Syed Imtiaz Ali Rizvi
Ajman University of Science and Technology, UAE
Syed Imtiaz Ali Rizvi is a senior lecture at Department of Information Systems, College of Information Technology, Ajman University of Science and Technology, Fujairah Campus, United Arab Emirates. He has bachelors degree in Electrical Engineering and Masters in Computer Science. He has more than 25 years of teaching experience and has supervised around 50 projects in a diversified fied of science and technolgy. He is extensify involved in research with Dr. Amer Al-Nasiri; who is Deputy Dean of the college and is a co-author of this paper. He has different published articles in the field of Image Processing and Data mining.

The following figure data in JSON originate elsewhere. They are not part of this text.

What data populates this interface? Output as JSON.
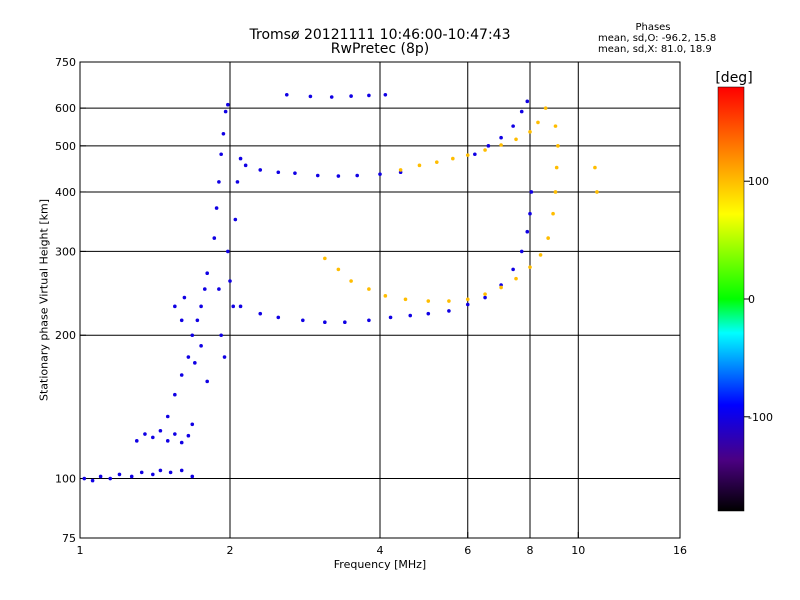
{
  "header": {
    "title_line1": "Tromsø 20121111 10:46:00-10:47:43",
    "title_line2": "RwPretec (8p)",
    "stats_heading": "Phases",
    "stats_o": "mean, sd,O: -96.2, 15.8",
    "stats_x": "mean, sd,X: 81.0, 18.9"
  },
  "colorbar": {
    "unit": "[deg]",
    "ticks": [
      100,
      0,
      -100
    ],
    "tick_labels": [
      "100",
      "0",
      "-100"
    ],
    "range": [
      -180,
      180
    ]
  },
  "chart_data": {
    "type": "scatter",
    "xlabel": "Frequency [MHz]",
    "ylabel": "Stationary phase Virtual Height [km]",
    "x_scale": "log",
    "y_scale": "log",
    "xlim": [
      1,
      16
    ],
    "ylim": [
      75,
      750
    ],
    "x_ticks": [
      1,
      2,
      4,
      6,
      8,
      10,
      16
    ],
    "x_tick_labels": [
      "1",
      "2",
      "4",
      "6",
      "8",
      "10",
      "16"
    ],
    "y_ticks": [
      75,
      100,
      200,
      300,
      400,
      500,
      600,
      750
    ],
    "y_tick_labels": [
      "75",
      "100",
      "200",
      "300",
      "400",
      "500",
      "600",
      "750"
    ],
    "grid_x": [
      2,
      4,
      6,
      8,
      10
    ],
    "grid_y": [
      100,
      200,
      300,
      400,
      500,
      600
    ],
    "series": [
      {
        "color_value": -100,
        "points": [
          [
            1.02,
            100
          ],
          [
            1.06,
            99
          ],
          [
            1.1,
            101
          ],
          [
            1.15,
            100
          ],
          [
            1.2,
            102
          ],
          [
            1.27,
            101
          ],
          [
            1.33,
            103
          ],
          [
            1.4,
            102
          ],
          [
            1.45,
            104
          ],
          [
            1.52,
            103
          ],
          [
            1.6,
            104
          ],
          [
            1.68,
            101
          ],
          [
            1.3,
            120
          ],
          [
            1.35,
            124
          ],
          [
            1.4,
            122
          ],
          [
            1.45,
            126
          ],
          [
            1.5,
            120
          ],
          [
            1.55,
            124
          ],
          [
            1.6,
            119
          ],
          [
            1.65,
            123
          ],
          [
            1.68,
            130
          ],
          [
            1.5,
            135
          ],
          [
            1.55,
            150
          ],
          [
            1.6,
            165
          ],
          [
            1.65,
            180
          ],
          [
            1.68,
            200
          ],
          [
            1.72,
            215
          ],
          [
            1.75,
            230
          ],
          [
            1.78,
            250
          ],
          [
            1.8,
            270
          ],
          [
            1.55,
            230
          ],
          [
            1.6,
            215
          ],
          [
            1.62,
            240
          ],
          [
            1.7,
            175
          ],
          [
            1.75,
            190
          ],
          [
            1.8,
            160
          ],
          [
            1.86,
            320
          ],
          [
            1.88,
            370
          ],
          [
            1.9,
            420
          ],
          [
            1.92,
            480
          ],
          [
            1.94,
            530
          ],
          [
            1.96,
            590
          ],
          [
            1.98,
            610
          ],
          [
            1.9,
            250
          ],
          [
            1.92,
            200
          ],
          [
            1.95,
            180
          ],
          [
            1.98,
            300
          ],
          [
            2.0,
            260
          ],
          [
            2.03,
            230
          ],
          [
            2.05,
            350
          ],
          [
            2.07,
            420
          ],
          [
            2.1,
            470
          ],
          [
            2.15,
            455
          ],
          [
            2.3,
            445
          ],
          [
            2.5,
            440
          ],
          [
            2.7,
            438
          ],
          [
            3.0,
            433
          ],
          [
            3.3,
            432
          ],
          [
            3.6,
            433
          ],
          [
            4.0,
            436
          ],
          [
            4.4,
            440
          ],
          [
            2.1,
            230
          ],
          [
            2.3,
            222
          ],
          [
            2.5,
            218
          ],
          [
            2.8,
            215
          ],
          [
            3.1,
            213
          ],
          [
            3.4,
            213
          ],
          [
            3.8,
            215
          ],
          [
            4.2,
            218
          ],
          [
            4.6,
            220
          ],
          [
            5.0,
            222
          ],
          [
            5.5,
            225
          ],
          [
            6.0,
            232
          ],
          [
            6.5,
            240
          ],
          [
            7.0,
            255
          ],
          [
            7.4,
            275
          ],
          [
            7.7,
            300
          ],
          [
            7.9,
            330
          ],
          [
            8.0,
            360
          ],
          [
            8.05,
            400
          ],
          [
            2.6,
            640
          ],
          [
            2.9,
            635
          ],
          [
            3.2,
            633
          ],
          [
            3.5,
            636
          ],
          [
            3.8,
            638
          ],
          [
            4.1,
            640
          ],
          [
            6.2,
            480
          ],
          [
            6.6,
            500
          ],
          [
            7.0,
            520
          ],
          [
            7.4,
            550
          ],
          [
            7.7,
            590
          ],
          [
            7.9,
            620
          ]
        ]
      },
      {
        "color_value": 100,
        "points": [
          [
            3.1,
            290
          ],
          [
            3.3,
            275
          ],
          [
            3.5,
            260
          ],
          [
            3.8,
            250
          ],
          [
            4.1,
            242
          ],
          [
            4.5,
            238
          ],
          [
            5.0,
            236
          ],
          [
            5.5,
            236
          ],
          [
            6.0,
            238
          ],
          [
            6.5,
            244
          ],
          [
            7.0,
            252
          ],
          [
            7.5,
            263
          ],
          [
            8.0,
            278
          ],
          [
            8.4,
            295
          ],
          [
            8.7,
            320
          ],
          [
            8.9,
            360
          ],
          [
            9.0,
            400
          ],
          [
            9.05,
            450
          ],
          [
            9.1,
            500
          ],
          [
            9.0,
            550
          ],
          [
            4.4,
            445
          ],
          [
            4.8,
            455
          ],
          [
            5.2,
            462
          ],
          [
            5.6,
            470
          ],
          [
            6.0,
            478
          ],
          [
            6.5,
            490
          ],
          [
            7.0,
            502
          ],
          [
            7.5,
            516
          ],
          [
            8.0,
            535
          ],
          [
            8.3,
            560
          ],
          [
            8.6,
            600
          ],
          [
            10.8,
            450
          ],
          [
            10.9,
            400
          ]
        ]
      }
    ]
  }
}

Healthcare information are traditionally collected through surveys, which are although a direct source but much of the healthcare information is hidden. There should be an indirect way to collect the healthcare information about individuals and communities. Such information provide a real-time insight into the health situation of individuals or communities. Currently Data warehousing is a common source in Businesses to get information to plan and to know the current and future trends in business. The main source of business data are individuals and communities; so why not this huge reservoir of information is used for healthcare. In this article we describe two analytical techniques based on support vector machines (SVMs) for data analysis and support vector regression (SVR) to extract and classify healthcare information from a typical Business data warehouse about individuals and communities. Working out on data collection of a local chain of retail market in UAE and from the purchase habits of consumers get their healthcare information. Different kernels are be used in Support of Vector Machines models. These include linear, polynomial, radial basis function (RBF) and sigmoid as part of mapping system and analysis of healthcare information. The results show that using SVM method as analytical and classification tool for healthcare data is promising and comparable to other techniques like ANN. Finally this technique can be used to correlate the extracted information with the existing standards of International health organizations at a national and global level and suggest the change in purchase habits of individuals and communities in context of healthcare.